Me ha dicho mi hermana que cuelgue esto en el blog, yo sigo sin saber si se visita el susodicho y preocupada porque nadie se sienta obligada a asistir, ni se sienta olvidada por no haber sido invitada. Pues eso que yo le hago caso a mi hermana y le doy las gracias por la nota de prensa tan chula que me ha escrito.

El próximo día 29 de septiembre a las 19.00 horas en la FNAC San Agustín de Valencia.

Presentación del libro “Inmediatamente después” de la escritora Eva Fernández

La obra, editada por Caballo de Troya, será presentada por su autora, acompañada por el poeta y activista social Quique Falcón

El próximo 29 de septiembre a las 19 horas en la FNAC San Agustín se presentará el libro “Inmediatamente después”. La escritora, Eva Fernández, presentará su primera novela acompañada por el poeta valenciano Quique Falcón.


“Inmediatamente después” es una novela coral, que tiene como protagonistas a un grupo de amigos y amigas que a pesar del paso de los años han mantenido una relación de afecto mutuo desde su adolescencia hasta esos primeros años en que la madurez parece exigir tomas de decisión irreversibles. Es la enfermedad repentina de uno de ellos, Miguel, la que provoca una revisión de sus vidas que llevarán a cabo a partir de los encuentros y desencuentros que la novela nos pone delante. Los personajes fuertemente definidos, pertenecen a una clase media baja, y expresan la frustración laboral, afectiva e ideológica de una generación que hoy se acerca a la cuarentena.

El editor Constantino Bértolo, resalta como “desde su buen modo narrativo la novela se pregunta sobre la responsabilidad del destino individual y colectivo”. Actualizando la cita de Jean Paul Sartre que figura en la contraportada: “una cosa es lo que hacen con nosotros y otra es lo que nosotros hacemos con lo que han hecho con nosotros”.

El ABCde las artes, en su edición impresa, recoge la crítica de Juan Ángel Juaristo quien afirma que “lo que distingue a esta novela (…) es que esa generación a la que retrata tenga sus orígenes en la clase obrera: esa rareza en el tratamiento (…) da la medida del coraje de este obra y de lo novedoso de las historias que cuenta”.

Bob Pop, columnista del diario Público, en su blog “Lector Ileso” señala que: “es un precioso libro sobre la vida (…) Y sobre todas las dignidades –las de morirse, las de vivirse o las de quererse-“.

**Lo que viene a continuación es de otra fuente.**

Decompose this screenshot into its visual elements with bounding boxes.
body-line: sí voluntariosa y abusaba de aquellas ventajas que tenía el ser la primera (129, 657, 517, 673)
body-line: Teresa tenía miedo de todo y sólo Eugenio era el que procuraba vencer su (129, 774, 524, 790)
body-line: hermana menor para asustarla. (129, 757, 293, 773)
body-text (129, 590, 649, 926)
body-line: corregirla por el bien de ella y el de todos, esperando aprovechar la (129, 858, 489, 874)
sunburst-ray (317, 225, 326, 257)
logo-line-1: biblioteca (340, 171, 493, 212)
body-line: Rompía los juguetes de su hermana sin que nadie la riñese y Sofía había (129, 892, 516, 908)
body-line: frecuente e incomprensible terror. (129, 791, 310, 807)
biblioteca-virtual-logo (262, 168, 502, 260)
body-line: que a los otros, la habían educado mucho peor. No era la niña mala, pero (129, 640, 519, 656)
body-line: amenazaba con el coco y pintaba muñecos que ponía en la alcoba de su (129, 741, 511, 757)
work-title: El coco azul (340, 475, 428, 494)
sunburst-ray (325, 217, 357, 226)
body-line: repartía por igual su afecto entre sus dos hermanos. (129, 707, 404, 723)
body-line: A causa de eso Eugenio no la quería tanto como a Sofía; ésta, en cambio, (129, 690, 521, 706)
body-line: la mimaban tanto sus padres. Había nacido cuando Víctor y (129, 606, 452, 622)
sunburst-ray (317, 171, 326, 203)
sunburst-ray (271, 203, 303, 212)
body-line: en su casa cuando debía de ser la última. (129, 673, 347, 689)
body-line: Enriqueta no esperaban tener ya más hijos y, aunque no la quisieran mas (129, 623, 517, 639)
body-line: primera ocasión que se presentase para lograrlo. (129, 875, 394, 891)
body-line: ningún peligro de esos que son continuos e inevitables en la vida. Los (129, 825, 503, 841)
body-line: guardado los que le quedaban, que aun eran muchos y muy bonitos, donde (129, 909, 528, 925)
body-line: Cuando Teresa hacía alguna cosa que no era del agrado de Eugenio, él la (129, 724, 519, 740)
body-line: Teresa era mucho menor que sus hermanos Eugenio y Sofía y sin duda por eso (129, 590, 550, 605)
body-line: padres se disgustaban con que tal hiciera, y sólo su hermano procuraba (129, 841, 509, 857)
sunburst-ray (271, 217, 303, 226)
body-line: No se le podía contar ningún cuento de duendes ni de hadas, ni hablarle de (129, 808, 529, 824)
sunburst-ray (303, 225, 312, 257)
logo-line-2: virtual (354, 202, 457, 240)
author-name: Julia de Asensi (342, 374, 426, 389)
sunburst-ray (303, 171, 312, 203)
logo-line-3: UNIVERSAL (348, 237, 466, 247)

El blog “solodelibros” indica que Eva Fernández ha escrito una novela que recupera alguna de las características clásicas de la novela de ideas, ofreciendo una mirada personal sobre nuestra sociedad (…) arriesgándose a crear una novela que trata de poner sobre la mesa cuestiones primordiales que se soslayan en la literatura por esa extraña querencia contemporánea por la huida”.